Exploration and discovery in large collections of music scores
Music libraries currently lacks well-founded information retrieval tools. While it is relatively easy to find music based on metadata, content-based music retrieval still remains as a challenge. The Facets pilot aims to tackle this challenge by building a faceted search engine (FSE) for large collections of music documents. It will support exploring and discovering documents of interests based on a combination of musical features (such as melodic, harmonic or rhythmic patterns), metadata (authors, form, instrumentation), and all kinds of annotations, all leveraged at the collection level. Data ingested in the search engine directly from the knowledge graph of Polifonia, and search results will be compliant with the principles of Polifonia knowledge representation.
Search engines are essential tools for information retrieval in large digital libraries. They supply ranked lists of relevant content to users’ searches, helping them locating the documents meeting their needs. While there exist tools for searching in large digital music collections, they are mostly based on the metadata of the musical documents, and content-based functionalities are severely limited. The Facets pilot aims to offer a full-featured solution to this problem, by building a search engine that will combine search and exploration methods combining metadata, music content and annotations.
Facets will supply a self-contained component apt at being integrated in the Polifonia ecosystem. It will be able to ingest collections of music documents issued from the knowledge graph in order to build indexes and search-oriented structures. Search functionalities will include pattern-based searches, identification of relevant relationships, and ranking methods.
Results will be presented in a form that allows further exploration and navigation. In particular they will be faceted in order to allow a refinement of user searches according to some dimension in the knowledge space. A pattern-based search for instance can result in a large set of documents from many styles, periods, authors, all of which constitute facets that can be used to further explore the result set.

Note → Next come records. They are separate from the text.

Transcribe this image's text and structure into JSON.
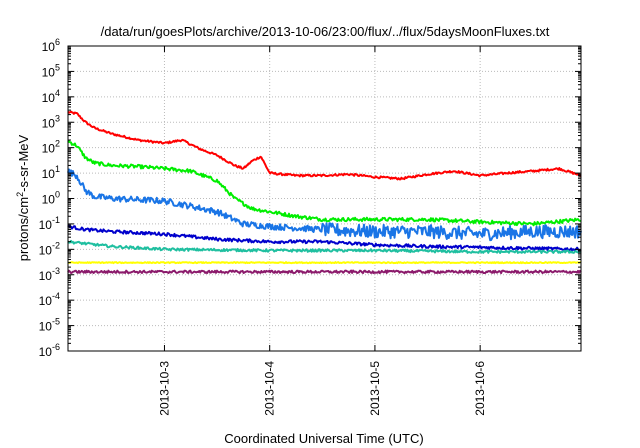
{
  "chart_data": {
    "type": "line",
    "title": "/data/run/goesPlots/archive/2013-10-06/23:00/flux/../flux/5daysMoonFluxes.txt",
    "xlabel": "Coordinated Universal Time (UTC)",
    "ylabel": "protons/cm2-s-sr-MeV",
    "y_scale": "log",
    "ylim": [
      1e-06,
      1000000.0
    ],
    "xlim": [
      "2013-10-02 02:00",
      "2013-10-06 23:00"
    ],
    "y_ticks": [
      {
        "value": 1e-06,
        "base": "10",
        "exp": "-6"
      },
      {
        "value": 1e-05,
        "base": "10",
        "exp": "-5"
      },
      {
        "value": 0.0001,
        "base": "10",
        "exp": "-4"
      },
      {
        "value": 0.001,
        "base": "10",
        "exp": "-3"
      },
      {
        "value": 0.01,
        "base": "10",
        "exp": "-2"
      },
      {
        "value": 0.1,
        "base": "10",
        "exp": "-1"
      },
      {
        "value": 1.0,
        "base": "10",
        "exp": "0"
      },
      {
        "value": 10.0,
        "base": "10",
        "exp": "1"
      },
      {
        "value": 100.0,
        "base": "10",
        "exp": "2"
      },
      {
        "value": 1000.0,
        "base": "10",
        "exp": "3"
      },
      {
        "value": 10000.0,
        "base": "10",
        "exp": "4"
      },
      {
        "value": 100000.0,
        "base": "10",
        "exp": "5"
      },
      {
        "value": 1000000.0,
        "base": "10",
        "exp": "6"
      }
    ],
    "x_ticks": [
      {
        "value": "2013-10-03",
        "label": "2013-10-3"
      },
      {
        "value": "2013-10-04",
        "label": "2013-10-4"
      },
      {
        "value": "2013-10-05",
        "label": "2013-10-5"
      },
      {
        "value": "2013-10-06",
        "label": "2013-10-6"
      }
    ],
    "grid": true,
    "series": [
      {
        "color": "#ff0000",
        "noise": 0.04,
        "points": [
          [
            "2013-10-02 02:00",
            2500
          ],
          [
            "2013-10-02 04:00",
            2200
          ],
          [
            "2013-10-02 06:00",
            1000
          ],
          [
            "2013-10-02 08:00",
            600
          ],
          [
            "2013-10-02 12:00",
            350
          ],
          [
            "2013-10-02 18:00",
            200
          ],
          [
            "2013-10-03 00:00",
            150
          ],
          [
            "2013-10-03 04:00",
            200
          ],
          [
            "2013-10-03 08:00",
            90
          ],
          [
            "2013-10-03 12:00",
            50
          ],
          [
            "2013-10-03 16:00",
            20
          ],
          [
            "2013-10-03 18:00",
            15
          ],
          [
            "2013-10-03 20:00",
            30
          ],
          [
            "2013-10-03 22:00",
            45
          ],
          [
            "2013-10-04 00:00",
            10
          ],
          [
            "2013-10-04 06:00",
            8
          ],
          [
            "2013-10-04 12:00",
            8
          ],
          [
            "2013-10-04 18:00",
            9
          ],
          [
            "2013-10-05 00:00",
            7
          ],
          [
            "2013-10-05 06:00",
            6
          ],
          [
            "2013-10-05 12:00",
            9
          ],
          [
            "2013-10-05 18:00",
            12
          ],
          [
            "2013-10-06 00:00",
            8
          ],
          [
            "2013-10-06 06:00",
            10
          ],
          [
            "2013-10-06 12:00",
            12
          ],
          [
            "2013-10-06 18:00",
            15
          ],
          [
            "2013-10-06 23:00",
            8
          ]
        ]
      },
      {
        "color": "#00ee00",
        "noise": 0.07,
        "points": [
          [
            "2013-10-02 02:00",
            180
          ],
          [
            "2013-10-02 04:00",
            120
          ],
          [
            "2013-10-02 06:00",
            40
          ],
          [
            "2013-10-02 08:00",
            25
          ],
          [
            "2013-10-02 12:00",
            20
          ],
          [
            "2013-10-02 18:00",
            18
          ],
          [
            "2013-10-03 00:00",
            15
          ],
          [
            "2013-10-03 06:00",
            12
          ],
          [
            "2013-10-03 12:00",
            5
          ],
          [
            "2013-10-03 16:00",
            1
          ],
          [
            "2013-10-03 20:00",
            0.4
          ],
          [
            "2013-10-04 00:00",
            0.3
          ],
          [
            "2013-10-04 06:00",
            0.2
          ],
          [
            "2013-10-04 12:00",
            0.15
          ],
          [
            "2013-10-05 00:00",
            0.15
          ],
          [
            "2013-10-05 12:00",
            0.15
          ],
          [
            "2013-10-06 00:00",
            0.12
          ],
          [
            "2013-10-06 12:00",
            0.1
          ],
          [
            "2013-10-06 23:00",
            0.15
          ]
        ]
      },
      {
        "color": "#1a75e6",
        "noise": 0.12,
        "points": [
          [
            "2013-10-02 02:00",
            12
          ],
          [
            "2013-10-02 04:00",
            8
          ],
          [
            "2013-10-02 06:00",
            2
          ],
          [
            "2013-10-02 08:00",
            1.2
          ],
          [
            "2013-10-02 12:00",
            1
          ],
          [
            "2013-10-03 00:00",
            0.8
          ],
          [
            "2013-10-03 06:00",
            0.5
          ],
          [
            "2013-10-03 12:00",
            0.3
          ],
          [
            "2013-10-03 18:00",
            0.1
          ],
          [
            "2013-10-04 00:00",
            0.08
          ],
          [
            "2013-10-04 12:00",
            0.06
          ],
          [
            "2013-10-05 00:00",
            0.05
          ],
          [
            "2013-10-05 12:00",
            0.05
          ],
          [
            "2013-10-06 00:00",
            0.04
          ],
          [
            "2013-10-06 12:00",
            0.05
          ],
          [
            "2013-10-06 23:00",
            0.05
          ]
        ]
      },
      {
        "color": "#0000cc",
        "noise": 0.06,
        "points": [
          [
            "2013-10-02 02:00",
            0.08
          ],
          [
            "2013-10-02 06:00",
            0.06
          ],
          [
            "2013-10-02 12:00",
            0.05
          ],
          [
            "2013-10-03 00:00",
            0.04
          ],
          [
            "2013-10-03 12:00",
            0.025
          ],
          [
            "2013-10-04 00:00",
            0.02
          ],
          [
            "2013-10-04 12:00",
            0.02
          ],
          [
            "2013-10-05 00:00",
            0.015
          ],
          [
            "2013-10-05 12:00",
            0.013
          ],
          [
            "2013-10-06 00:00",
            0.012
          ],
          [
            "2013-10-06 23:00",
            0.01
          ]
        ]
      },
      {
        "color": "#1fbfa0",
        "noise": 0.05,
        "points": [
          [
            "2013-10-02 02:00",
            0.02
          ],
          [
            "2013-10-02 12:00",
            0.013
          ],
          [
            "2013-10-03 00:00",
            0.01
          ],
          [
            "2013-10-04 00:00",
            0.009
          ],
          [
            "2013-10-05 00:00",
            0.009
          ],
          [
            "2013-10-06 00:00",
            0.008
          ],
          [
            "2013-10-06 23:00",
            0.008
          ]
        ]
      },
      {
        "color": "#ffff00",
        "noise": 0.02,
        "points": [
          [
            "2013-10-02 02:00",
            0.003
          ],
          [
            "2013-10-04 00:00",
            0.003
          ],
          [
            "2013-10-06 23:00",
            0.003
          ]
        ]
      },
      {
        "color": "#8b1a6b",
        "noise": 0.05,
        "points": [
          [
            "2013-10-02 02:00",
            0.0013
          ],
          [
            "2013-10-04 00:00",
            0.0013
          ],
          [
            "2013-10-06 23:00",
            0.0013
          ]
        ]
      }
    ]
  }
}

Facets can also be seen as a knowledge producer (e.g., all the music scores that feature a similar pattern and share other descriptive features). Results will therefore be exported in a knowledge-based compliant format, and annotated with permanent identifiers for an easy integration in the Polifonia graph. This can serve purposes such as those expressed in some stories, related to the need for preserving the result of exploration efforts (see for instance the story of Sethus on the creation of persistent corpus, relevant to some musicological study, and built from searches and navigation in music collections).